An exchange-traded fund investing in Brazilian equities plunged the most since 2011 in Tokyo after President Dilma Rousseff won re-election, damping speculation for a change in policies that have wiped out $553 billion of stock market value and left the economy in recession.
The NEXT FUNDS Ibovespa Linked ETF (1325) dropped 6.8 percent at the close in Tokyo, the biggest loss since September 2011. The benchmark equity gauge for Latin America’s biggest economy, which has rallied 16 percent from this year’s low in March amid bets that Rousseff would be ousted by Senator Aecio Neves, may tumble 10 percent when it opens today, according to Leme Investimentos.
Rousseff, who has maintained record-low unemployment even as the economy recorded the slowest growth under any Brazilian president in more than two decades, had 52 percent of the vote with 99.99 percent of ballots counted by the electoral court in Brasilia. The Ibovespa (IBOV) lost 25 percent since Rousseff took office in January 2011, while shares of state-owned oil producer Petroleo Brasileiro SA (PETR4) tumbled 40 percent and the real weakened 33 percent against the dollar.
“There’s going to be enormous disappointment in the markets that we have not had an opposition victory,” Geoffrey Dennis, the head of emerging-market strategy at UBS AG, said in a phone interview. The Ibovespa may drop as much as 7.6 percent, he said.
Volumes Surge
Trading in the Tokyo-listed ETF was more than 12 times the three-month average, with the security heading for its lowest close since March 27, according to data compiled by Bloomberg.
Throughout the campaign, Brazil’s stock market and currency retreated when polls indicated Rousseff might win, including a 6.8 percent drop in the Ibovespa during the final week as polls showed her support rising. Neves, who had pledged to cut public spending and attract more private investment, said in his concession speech that he phoned Rousseff to congratulate her on the victory, calling on the president to unify the country.
Rousseff defended her economic performance by saying she preserved jobs in the face of the global economic crisis. While the economy entered recession in the first half of this year, September’s 4.9 percent unemployment rate was a record low for the month. Real average income has risen 10 percent during Rousseff’s tenure and 33 percent in the past decade.
Finance Minister
Investors will turn their focus to Rousseff’s choice for finance minister, said Frederico Sampaio, chief investment officer of Franklin Templeton Investments Brazil, which manages about $900 million. Rousseff said last month that her new government would have a fresh team, including a replacement for Finance Minister Guido Mantega.

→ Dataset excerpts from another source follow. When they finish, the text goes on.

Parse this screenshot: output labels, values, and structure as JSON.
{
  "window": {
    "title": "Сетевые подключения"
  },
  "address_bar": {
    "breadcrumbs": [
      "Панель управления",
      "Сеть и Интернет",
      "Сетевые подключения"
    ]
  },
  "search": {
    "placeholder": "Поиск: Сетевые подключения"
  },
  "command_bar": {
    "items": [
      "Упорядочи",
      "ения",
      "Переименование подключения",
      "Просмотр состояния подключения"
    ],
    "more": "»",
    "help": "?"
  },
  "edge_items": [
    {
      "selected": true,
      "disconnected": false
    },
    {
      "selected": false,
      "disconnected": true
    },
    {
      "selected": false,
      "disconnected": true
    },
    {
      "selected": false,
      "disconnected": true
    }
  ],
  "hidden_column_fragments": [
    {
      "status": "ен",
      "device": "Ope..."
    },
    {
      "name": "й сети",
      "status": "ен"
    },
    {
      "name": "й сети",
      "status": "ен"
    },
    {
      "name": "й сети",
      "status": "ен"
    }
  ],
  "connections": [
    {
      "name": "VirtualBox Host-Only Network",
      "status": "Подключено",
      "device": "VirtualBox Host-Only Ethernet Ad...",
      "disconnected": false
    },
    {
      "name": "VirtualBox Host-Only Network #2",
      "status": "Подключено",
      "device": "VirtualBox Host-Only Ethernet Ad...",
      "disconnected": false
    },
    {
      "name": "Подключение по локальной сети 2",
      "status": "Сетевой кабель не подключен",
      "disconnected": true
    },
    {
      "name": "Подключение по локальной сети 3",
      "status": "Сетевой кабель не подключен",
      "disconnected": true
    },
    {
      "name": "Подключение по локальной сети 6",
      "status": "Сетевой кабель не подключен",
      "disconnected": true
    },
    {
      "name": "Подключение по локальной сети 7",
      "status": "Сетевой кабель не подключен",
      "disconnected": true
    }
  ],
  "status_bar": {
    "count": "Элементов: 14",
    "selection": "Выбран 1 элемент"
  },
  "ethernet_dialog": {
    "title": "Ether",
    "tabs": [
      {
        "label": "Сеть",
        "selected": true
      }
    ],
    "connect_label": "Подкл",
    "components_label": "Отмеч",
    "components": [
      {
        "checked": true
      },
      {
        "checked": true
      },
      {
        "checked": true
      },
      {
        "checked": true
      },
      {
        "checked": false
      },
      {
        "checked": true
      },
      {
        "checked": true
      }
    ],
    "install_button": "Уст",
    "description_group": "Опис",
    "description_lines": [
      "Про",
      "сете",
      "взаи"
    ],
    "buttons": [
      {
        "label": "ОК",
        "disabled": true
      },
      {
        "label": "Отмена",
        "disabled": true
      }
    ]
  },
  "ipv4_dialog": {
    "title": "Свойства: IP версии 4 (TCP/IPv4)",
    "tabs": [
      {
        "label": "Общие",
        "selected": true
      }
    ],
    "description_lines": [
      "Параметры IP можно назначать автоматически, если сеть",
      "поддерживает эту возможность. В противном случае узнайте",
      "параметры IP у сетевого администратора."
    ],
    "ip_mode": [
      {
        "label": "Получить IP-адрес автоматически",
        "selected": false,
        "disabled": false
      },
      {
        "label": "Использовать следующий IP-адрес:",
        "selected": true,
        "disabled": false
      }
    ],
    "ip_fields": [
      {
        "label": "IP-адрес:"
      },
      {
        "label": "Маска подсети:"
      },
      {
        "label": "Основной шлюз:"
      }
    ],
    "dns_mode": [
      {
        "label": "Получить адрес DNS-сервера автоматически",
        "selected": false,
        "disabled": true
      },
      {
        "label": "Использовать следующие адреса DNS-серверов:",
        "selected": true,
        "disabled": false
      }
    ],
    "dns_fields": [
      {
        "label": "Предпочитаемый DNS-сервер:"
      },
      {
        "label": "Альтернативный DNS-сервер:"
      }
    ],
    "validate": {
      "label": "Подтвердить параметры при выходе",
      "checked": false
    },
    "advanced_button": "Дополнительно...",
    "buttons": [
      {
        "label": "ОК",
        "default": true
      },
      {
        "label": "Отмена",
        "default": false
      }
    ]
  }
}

The president’s fiscal policies fueled Brazil’s first sovereign rating cut in more than a decade, while the government’s attempts to control inflation by intervening in state-run companies sapped profits at Petrobras and electric utility Centrais Eletricas Brasileiras SA. (ELET6)
“What she has done has been quite negative for the market, so we see a systematic de-rating,” said Pearlyn Wong, a Singapore-based investment analyst at Bank Julius Baer & Co., which oversees about $288 billion worldwide. “We do not recommend buying.”
Quantitas Gestao de Recursos, a Porto Alegre-based investment boutique that manages 15 billion reais ($6.1 billion), estimated last week there is a 50 percent chance Brazil’s rating could be cut to junk in Rousseff’s second term.
Valuation Outlook
Brazil’s dollar bonds returned 8.7 percent this year, trailing the average 10.1 percent advance for investment-grade developing nations, JPMorgan Chase & Co. indexes show. In Rousseff’s first three years in office, the notes posted an annual gain of 5.04 percent, lagging behind the 5.6 percent return for similarly-rated sovereign peers.
The Ibovespa is trading near a five-month low of about 10 times estimated earnings. Stocks won’t be attractive until valuations fall to about 8 times, according to UBS and USAA Investment Management Co.
“Her victory was not totally priced in yet,” Bianca Taylor, a Boston-based senior sovereign analyst and strategist at Loomis Sayles & Co., which oversees $223.2 billion worldwide, including Brazilian sovereign and corporate bonds, said by phone. “We should see a slump in Brazil assets as a whole in the next few days.”